連載「人事大解剖~他社の人事のリアルを知る~」は、リレーインタビュー形式で、業務において大事にしている考えや日常の悩み、気になっているHRのキーワードなどを紐解きながら、人事のリアルに迫っていく。正解がないと言われる時代だからこそ、多くの人事の視点や考えを通じて、業務や課題解決のヒントをお届けする。人事リレーの輪18人目は株式会社松尾研究所で採用責任者を務める開原 沙文氏が登場。同社は東京大学大学院工学系研究科松尾・岩澤研究室とビジョンを共有し、大学・企業・スタートアップによる産学共創のエコシステムを実現することを目指し誕生。深層学習領域の応用研究と社会実装、産業界におけるAI・DX人材の育成、企業のDX推進に資するスタートアップの育成等に取り組み、急成長を遂げている。インタビューの中では、組織が急拡大するなかでの人材採用の悩みのほか、採用担当として大事にしている考え方やカルチャー醸成を通じた今後の構想などが語られた。

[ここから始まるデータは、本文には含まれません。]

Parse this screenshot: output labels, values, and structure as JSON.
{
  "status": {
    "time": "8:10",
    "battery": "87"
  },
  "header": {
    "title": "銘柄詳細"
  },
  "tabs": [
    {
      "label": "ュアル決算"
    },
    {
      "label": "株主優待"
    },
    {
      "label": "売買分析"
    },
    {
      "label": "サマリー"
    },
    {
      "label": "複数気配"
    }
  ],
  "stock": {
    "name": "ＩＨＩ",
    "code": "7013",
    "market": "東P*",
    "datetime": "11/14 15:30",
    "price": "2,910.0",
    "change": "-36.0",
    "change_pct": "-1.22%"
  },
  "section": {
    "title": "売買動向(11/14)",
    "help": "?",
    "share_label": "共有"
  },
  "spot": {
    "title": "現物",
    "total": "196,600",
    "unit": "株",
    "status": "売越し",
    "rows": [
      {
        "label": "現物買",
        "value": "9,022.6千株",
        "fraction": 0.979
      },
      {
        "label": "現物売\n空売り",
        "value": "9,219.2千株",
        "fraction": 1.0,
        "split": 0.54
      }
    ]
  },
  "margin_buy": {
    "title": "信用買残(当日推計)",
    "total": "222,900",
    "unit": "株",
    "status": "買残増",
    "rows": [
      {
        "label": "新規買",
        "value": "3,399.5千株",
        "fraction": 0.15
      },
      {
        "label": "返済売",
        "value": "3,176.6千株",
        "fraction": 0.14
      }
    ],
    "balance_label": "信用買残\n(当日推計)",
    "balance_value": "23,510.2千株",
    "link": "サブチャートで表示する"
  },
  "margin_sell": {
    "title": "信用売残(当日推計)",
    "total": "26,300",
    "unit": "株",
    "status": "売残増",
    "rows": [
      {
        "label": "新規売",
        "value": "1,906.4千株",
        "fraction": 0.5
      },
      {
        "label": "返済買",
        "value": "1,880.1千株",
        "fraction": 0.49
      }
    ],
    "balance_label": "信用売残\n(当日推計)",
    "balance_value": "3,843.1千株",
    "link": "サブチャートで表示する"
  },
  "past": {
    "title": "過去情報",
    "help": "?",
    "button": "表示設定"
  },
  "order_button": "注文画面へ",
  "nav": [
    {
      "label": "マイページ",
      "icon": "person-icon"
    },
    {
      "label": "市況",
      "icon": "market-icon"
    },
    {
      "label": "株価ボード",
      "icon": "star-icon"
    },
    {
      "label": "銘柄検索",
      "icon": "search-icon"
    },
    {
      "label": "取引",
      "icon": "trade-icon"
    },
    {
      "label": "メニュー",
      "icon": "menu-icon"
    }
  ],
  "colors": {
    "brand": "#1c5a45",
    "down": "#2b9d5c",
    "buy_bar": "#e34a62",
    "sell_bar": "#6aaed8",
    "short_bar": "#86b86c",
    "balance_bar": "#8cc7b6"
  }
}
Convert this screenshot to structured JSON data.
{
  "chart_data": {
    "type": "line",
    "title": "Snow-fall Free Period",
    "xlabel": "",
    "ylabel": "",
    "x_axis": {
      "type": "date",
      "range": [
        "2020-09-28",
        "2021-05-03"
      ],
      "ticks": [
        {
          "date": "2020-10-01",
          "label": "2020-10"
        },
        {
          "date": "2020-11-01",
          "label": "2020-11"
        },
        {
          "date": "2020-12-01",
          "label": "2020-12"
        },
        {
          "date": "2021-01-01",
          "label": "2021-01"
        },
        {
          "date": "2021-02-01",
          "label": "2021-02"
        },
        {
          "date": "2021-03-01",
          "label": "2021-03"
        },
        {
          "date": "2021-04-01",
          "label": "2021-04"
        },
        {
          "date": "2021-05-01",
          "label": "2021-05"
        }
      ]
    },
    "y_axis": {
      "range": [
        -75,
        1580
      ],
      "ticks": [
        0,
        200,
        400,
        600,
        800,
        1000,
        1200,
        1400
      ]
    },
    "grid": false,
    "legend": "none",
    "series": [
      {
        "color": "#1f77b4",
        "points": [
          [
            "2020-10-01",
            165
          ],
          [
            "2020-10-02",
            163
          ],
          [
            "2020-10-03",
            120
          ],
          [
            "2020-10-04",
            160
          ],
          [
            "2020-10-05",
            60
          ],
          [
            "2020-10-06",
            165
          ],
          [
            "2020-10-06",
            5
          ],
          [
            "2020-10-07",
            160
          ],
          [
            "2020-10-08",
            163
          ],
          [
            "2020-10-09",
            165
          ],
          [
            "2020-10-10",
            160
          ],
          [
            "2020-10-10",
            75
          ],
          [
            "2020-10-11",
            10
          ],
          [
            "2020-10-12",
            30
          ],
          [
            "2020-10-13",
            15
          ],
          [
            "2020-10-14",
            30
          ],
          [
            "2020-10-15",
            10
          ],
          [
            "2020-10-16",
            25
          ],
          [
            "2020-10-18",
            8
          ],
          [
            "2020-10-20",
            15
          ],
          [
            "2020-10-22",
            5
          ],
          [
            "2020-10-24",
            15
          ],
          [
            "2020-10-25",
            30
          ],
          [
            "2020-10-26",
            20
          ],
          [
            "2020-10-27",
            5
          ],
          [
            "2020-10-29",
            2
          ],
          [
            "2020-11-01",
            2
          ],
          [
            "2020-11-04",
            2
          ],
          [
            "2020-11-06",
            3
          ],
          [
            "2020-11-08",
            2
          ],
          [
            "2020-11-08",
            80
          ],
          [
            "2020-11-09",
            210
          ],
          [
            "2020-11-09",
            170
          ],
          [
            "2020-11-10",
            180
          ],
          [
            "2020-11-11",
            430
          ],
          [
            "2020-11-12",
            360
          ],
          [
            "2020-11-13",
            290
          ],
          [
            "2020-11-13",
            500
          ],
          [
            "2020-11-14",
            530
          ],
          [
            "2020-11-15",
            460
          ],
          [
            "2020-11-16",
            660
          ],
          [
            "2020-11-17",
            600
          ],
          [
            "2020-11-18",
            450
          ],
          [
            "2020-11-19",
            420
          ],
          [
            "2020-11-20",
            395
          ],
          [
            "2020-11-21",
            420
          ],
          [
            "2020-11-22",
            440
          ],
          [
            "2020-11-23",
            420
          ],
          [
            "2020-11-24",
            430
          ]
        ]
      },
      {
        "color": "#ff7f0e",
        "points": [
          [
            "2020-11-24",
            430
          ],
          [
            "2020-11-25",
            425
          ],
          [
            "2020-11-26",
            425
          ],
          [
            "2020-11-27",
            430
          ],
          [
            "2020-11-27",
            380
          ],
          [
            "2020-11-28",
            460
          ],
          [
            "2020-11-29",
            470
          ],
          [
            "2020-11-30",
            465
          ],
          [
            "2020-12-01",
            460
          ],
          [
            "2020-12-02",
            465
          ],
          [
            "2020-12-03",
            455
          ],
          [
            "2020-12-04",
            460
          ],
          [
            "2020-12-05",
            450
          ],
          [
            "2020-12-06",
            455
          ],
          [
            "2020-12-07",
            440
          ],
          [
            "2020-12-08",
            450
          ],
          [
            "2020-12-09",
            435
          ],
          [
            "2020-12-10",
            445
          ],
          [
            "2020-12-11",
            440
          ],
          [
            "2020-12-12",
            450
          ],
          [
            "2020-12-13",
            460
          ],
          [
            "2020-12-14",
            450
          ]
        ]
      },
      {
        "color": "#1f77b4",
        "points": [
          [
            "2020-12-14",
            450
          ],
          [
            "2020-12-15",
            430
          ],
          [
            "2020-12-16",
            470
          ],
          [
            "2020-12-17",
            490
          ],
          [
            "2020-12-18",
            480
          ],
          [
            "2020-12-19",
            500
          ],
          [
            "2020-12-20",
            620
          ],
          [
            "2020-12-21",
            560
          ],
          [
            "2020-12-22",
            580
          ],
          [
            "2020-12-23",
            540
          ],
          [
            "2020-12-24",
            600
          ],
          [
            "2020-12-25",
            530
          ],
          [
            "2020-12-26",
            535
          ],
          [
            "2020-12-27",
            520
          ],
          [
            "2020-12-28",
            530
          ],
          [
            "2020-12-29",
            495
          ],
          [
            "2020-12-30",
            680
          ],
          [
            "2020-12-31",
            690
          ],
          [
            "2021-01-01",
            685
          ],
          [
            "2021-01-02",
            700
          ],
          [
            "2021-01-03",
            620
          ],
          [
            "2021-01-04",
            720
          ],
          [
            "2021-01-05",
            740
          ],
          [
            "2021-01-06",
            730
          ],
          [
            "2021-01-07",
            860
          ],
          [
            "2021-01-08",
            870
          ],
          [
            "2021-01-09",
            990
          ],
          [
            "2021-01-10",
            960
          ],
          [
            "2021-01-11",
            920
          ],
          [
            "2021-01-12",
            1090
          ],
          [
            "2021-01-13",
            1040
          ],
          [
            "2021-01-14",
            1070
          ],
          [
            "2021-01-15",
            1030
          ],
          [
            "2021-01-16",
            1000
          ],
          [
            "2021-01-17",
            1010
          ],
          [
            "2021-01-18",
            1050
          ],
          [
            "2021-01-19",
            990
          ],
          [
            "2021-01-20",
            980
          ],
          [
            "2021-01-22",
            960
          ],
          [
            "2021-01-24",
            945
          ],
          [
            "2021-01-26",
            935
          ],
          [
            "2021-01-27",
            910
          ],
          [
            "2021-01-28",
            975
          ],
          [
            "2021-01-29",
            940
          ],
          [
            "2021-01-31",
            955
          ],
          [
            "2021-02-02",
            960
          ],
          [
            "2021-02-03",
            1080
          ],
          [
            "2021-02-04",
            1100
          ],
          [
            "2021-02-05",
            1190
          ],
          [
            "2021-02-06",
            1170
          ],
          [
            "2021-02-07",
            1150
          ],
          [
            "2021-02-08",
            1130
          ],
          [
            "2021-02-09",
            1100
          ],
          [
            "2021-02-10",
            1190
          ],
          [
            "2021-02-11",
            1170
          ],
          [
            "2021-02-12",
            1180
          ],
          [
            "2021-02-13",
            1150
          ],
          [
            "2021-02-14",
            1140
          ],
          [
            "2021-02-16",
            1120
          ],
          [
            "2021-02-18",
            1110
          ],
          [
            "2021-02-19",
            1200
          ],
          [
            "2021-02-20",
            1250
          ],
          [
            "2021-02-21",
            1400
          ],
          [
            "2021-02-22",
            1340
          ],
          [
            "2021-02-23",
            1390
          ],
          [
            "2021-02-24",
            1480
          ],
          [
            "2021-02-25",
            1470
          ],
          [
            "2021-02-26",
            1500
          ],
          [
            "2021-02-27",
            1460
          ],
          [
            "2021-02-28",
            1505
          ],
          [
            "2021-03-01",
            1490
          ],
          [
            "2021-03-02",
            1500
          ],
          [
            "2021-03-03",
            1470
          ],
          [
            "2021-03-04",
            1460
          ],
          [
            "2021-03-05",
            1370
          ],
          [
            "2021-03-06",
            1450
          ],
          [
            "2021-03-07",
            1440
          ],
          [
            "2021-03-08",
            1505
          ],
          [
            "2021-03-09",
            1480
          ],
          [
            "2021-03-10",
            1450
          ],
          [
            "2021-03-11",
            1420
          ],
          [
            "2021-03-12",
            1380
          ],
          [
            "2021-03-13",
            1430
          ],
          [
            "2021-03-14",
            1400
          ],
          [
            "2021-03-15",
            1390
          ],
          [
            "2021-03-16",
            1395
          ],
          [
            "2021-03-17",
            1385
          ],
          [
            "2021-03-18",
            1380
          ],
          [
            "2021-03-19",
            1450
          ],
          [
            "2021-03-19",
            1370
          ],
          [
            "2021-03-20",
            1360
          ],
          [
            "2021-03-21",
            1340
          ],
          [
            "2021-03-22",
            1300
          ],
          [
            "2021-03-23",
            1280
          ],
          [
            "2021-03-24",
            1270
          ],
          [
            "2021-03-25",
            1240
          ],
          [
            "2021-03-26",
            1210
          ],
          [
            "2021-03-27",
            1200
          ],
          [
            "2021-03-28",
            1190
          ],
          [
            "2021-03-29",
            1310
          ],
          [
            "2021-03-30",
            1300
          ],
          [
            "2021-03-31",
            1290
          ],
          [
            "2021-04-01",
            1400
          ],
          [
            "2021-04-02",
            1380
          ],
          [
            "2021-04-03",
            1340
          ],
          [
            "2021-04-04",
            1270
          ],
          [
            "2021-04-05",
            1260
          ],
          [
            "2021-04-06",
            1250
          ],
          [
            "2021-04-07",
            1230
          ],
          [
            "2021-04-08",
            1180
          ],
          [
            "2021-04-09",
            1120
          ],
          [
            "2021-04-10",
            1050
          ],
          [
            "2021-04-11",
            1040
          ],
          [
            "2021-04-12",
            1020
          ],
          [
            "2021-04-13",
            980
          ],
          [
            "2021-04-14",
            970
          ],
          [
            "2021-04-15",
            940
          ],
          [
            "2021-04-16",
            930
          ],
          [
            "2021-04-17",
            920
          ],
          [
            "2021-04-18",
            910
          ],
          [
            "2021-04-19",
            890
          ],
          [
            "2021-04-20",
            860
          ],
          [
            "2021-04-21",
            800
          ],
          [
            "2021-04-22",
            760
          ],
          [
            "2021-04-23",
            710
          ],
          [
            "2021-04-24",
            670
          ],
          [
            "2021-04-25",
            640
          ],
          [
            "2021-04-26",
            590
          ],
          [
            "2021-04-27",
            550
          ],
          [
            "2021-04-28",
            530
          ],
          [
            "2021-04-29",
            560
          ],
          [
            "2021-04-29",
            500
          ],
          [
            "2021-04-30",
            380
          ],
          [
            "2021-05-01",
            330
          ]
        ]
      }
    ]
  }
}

※下部の「目次」より気になる項目がありましたら、ぜひそちらからも参照のうえご覧ください。
「候補者」と「自社」の双方にとって“中長期視点”で良い採用になっているか――松尾研究所 開原 沙文氏【人事リレーの輪18人目】

Q1:これまでのキャリアは?

【人事リレーの輪18人目】
株式会社松尾研究所
開原 沙文氏



新卒で3年ほどコンサルの会社に勤め、その後は自分の癒しになっている花屋で働いた時期もありました。そこから縁あってチームラボに転職して、主に採用業務に取り組みました。事業的に専門職が多く、エンジニアの採用が中心でした。よく学会に顔を出して、そこから採用につなげるような動きも取っていましたね。同社には6年ほど在籍しまして、次はシリーズBのスタートアップに移り、いわゆる1人目人事としてのキャリアも積んでいます。そして、2024年の3月に株式会社松尾研究所に転職したのが、私のこれまでのキャリアの歩みです。

Q2:今の人事としての役割・ミッションは?

東大の松尾・岩澤研究室のミッション、ビジョンに伴走する形で、株式会社松尾研究所の採用責任者の役割を担っています。

Q3:今抱えている主な人事課題は?

当社は指数関数的に成長させていくのが基本の組織です。去年から今年にかけて約2倍の組織となり、そのような中で各ファクションのKGIを達成していかないといけないので、それを実現できる人材採用が大きな課題となっています。当社の事業は少し特殊で純粋なアカデミックでもなく、ビジネスでもありません。アカデミアの知を社会実装することで、きちんと社会にとっていい変化を起こしていくのがミッションです。ですので、単純にただ事業を大きくしていけばいいというわけではありません。会社が求める職種のスキル面ももちろん大事ですが、カルチャーフィットの面でなかなかマッチする人材がいないというのも悩みです。